Thursday, February 25, 2010

Good, Better, Best


Do you remember this rhyme (or maybe a limerick-I don't know the difference)


Good Better Best


Always Do your Best


Because when your good is good enough


You better doing best




I probably don't have that completely correct but that is how it goes around in my head! I think everyone has a little OCD over something and mine is over words. I will repeat one word or phrase over and over again in my head until something else takes its place. Now-mind you I don't always have all the words correct-but I know what I mean. This little rhyme is been playing in my head lately because Annabelle has started to understand the idea of being good at something.
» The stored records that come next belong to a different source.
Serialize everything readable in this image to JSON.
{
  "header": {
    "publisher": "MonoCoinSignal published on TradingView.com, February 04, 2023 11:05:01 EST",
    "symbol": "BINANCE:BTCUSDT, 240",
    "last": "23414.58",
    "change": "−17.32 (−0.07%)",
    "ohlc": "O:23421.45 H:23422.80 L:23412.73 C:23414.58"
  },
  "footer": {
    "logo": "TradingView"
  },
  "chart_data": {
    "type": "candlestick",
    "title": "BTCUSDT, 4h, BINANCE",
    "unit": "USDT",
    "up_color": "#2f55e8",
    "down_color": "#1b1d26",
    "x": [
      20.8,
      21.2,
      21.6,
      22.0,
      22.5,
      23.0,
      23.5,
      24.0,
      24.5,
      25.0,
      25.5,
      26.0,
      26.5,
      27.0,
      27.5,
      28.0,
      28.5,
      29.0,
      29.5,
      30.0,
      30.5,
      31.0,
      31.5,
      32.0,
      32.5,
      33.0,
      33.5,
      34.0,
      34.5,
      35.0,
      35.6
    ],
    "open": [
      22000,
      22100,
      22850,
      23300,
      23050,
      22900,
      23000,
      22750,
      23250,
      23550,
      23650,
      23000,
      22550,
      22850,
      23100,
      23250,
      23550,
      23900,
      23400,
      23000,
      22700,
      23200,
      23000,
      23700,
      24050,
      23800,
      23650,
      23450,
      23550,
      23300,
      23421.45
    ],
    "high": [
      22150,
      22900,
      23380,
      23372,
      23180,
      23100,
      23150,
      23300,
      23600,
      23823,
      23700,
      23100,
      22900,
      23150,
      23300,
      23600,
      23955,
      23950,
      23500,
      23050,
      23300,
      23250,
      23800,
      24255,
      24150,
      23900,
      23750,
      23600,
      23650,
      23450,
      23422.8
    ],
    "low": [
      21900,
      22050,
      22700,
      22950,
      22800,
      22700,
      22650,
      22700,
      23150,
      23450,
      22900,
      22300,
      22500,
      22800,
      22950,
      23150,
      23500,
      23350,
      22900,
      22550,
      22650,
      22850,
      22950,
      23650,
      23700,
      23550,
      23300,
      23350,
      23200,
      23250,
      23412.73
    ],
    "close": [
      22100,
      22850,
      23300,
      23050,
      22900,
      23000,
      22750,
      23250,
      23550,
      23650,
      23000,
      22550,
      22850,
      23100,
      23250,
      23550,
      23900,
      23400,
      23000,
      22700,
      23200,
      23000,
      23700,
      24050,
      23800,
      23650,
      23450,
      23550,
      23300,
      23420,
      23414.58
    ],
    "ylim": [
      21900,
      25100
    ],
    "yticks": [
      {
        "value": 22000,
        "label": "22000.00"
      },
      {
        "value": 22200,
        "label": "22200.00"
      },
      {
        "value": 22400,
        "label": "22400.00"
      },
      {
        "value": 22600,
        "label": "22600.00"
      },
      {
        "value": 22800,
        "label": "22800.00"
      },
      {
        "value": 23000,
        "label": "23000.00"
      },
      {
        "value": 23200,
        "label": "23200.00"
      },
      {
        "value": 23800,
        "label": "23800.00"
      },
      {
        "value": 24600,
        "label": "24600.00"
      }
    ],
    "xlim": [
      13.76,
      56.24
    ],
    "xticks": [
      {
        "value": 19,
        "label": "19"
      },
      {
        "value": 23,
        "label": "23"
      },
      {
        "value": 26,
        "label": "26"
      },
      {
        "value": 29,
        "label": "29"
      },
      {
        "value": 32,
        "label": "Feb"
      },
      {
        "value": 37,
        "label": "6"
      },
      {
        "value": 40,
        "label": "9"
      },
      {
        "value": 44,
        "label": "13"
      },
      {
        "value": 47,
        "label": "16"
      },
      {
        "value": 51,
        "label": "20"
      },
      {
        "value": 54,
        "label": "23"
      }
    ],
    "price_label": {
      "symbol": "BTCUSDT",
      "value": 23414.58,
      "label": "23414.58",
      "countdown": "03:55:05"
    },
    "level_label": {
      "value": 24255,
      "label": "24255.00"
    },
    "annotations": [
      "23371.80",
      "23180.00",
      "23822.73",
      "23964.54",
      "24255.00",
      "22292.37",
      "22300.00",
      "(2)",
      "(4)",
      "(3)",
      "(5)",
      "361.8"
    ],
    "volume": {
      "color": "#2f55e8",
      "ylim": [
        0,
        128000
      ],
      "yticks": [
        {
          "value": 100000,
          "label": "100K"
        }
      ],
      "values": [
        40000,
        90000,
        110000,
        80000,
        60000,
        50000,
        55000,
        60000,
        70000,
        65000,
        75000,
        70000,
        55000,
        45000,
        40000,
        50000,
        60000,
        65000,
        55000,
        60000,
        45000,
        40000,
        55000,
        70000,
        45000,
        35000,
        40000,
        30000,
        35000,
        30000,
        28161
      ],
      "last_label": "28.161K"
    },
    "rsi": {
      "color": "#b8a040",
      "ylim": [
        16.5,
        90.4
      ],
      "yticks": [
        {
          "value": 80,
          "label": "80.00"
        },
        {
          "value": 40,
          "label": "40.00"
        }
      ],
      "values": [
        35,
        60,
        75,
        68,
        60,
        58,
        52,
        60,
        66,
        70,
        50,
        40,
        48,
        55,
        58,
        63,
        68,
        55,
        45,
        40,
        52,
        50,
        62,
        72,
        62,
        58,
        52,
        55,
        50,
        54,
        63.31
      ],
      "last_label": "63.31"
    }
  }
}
I really noticed it when she started her new school in February. Things were a little different there and she was asked to do things she was not made to do before. Like drink from a cup and take responsibility over her belongings. So-she was VERY eager to show me how she could drink from a cup. Each time we sat down to dinner, she no longer wanted her straw for her milk she wanted to drink straight from the cup! She would smile so big while she was drinking that I am surprised she could swallow, but she was so proud of herself. She would put the cup down and say-Annabelle you are a BIG girl! This continued when she would climb into the car seat all by herself. Each morning, I hear her deep little voice saying-Annabelle you are a GREAT climber. You are such a big girl! Of course, I repeat these words of affirmation and make a big deal of her accomplishment all the while worrying a little bit how much she likes praise.




Italo and I noticed since Annabelle was about 3 months old sitting in her excersaucer that she liked to press the buttons that made noise because she liked when we clapped for her. If we were not in the room, she would clap for herself-but clapping had to be done! With such a big heart for words of praise-I worry that she will feel the need to be better than anyone else and that this need will drive her into dangerous territory. I want her to want to do well-but she does not have to be THE BEST. I pray that it will be enough for her to be pretty, smart, godly, friendly etc without the need to be prettier, smarter, godlier or friendlier than anyone else. And I really don't want her to feel the pressure to be the Prettiest, the Smartest, the Godliest or the Friendliest. So-the next time you see me, help keep me in check to build my daughter's confidence without building her ego. And most importantly help me teach her that these qualities are From the Lord and FOR the Lord not for herself.




Colossians 1:16 - For by Him all things were created: things in heaven and on earth, visible and invisible, whether thrones or powers or rulers or authorities: all things were created by Him and for Him

Dear Diary...

I was never the type to write in a diary when I was little. I remember getting one when I was about 10 yrs old and taking it to my grandparents house in TN and I never knew what I might want to tell a diary. Everyday I tried to think of something to put in that diary and I brought it back home to Texas with nothing at all in it. Now with the world of blogs I find it really comforting to write out my feelings in a virtual diary but the problem is that everyone has the key :) I dont have much to hide in my life and I think of myself as an open book but it is hard to think about writing things that people would actually want to read. Then I realized-this is for me!

So-I doubt their is anyone actually reading this, but if so enjoy my ramblings as I entertain myself and attempt to capture my life for today!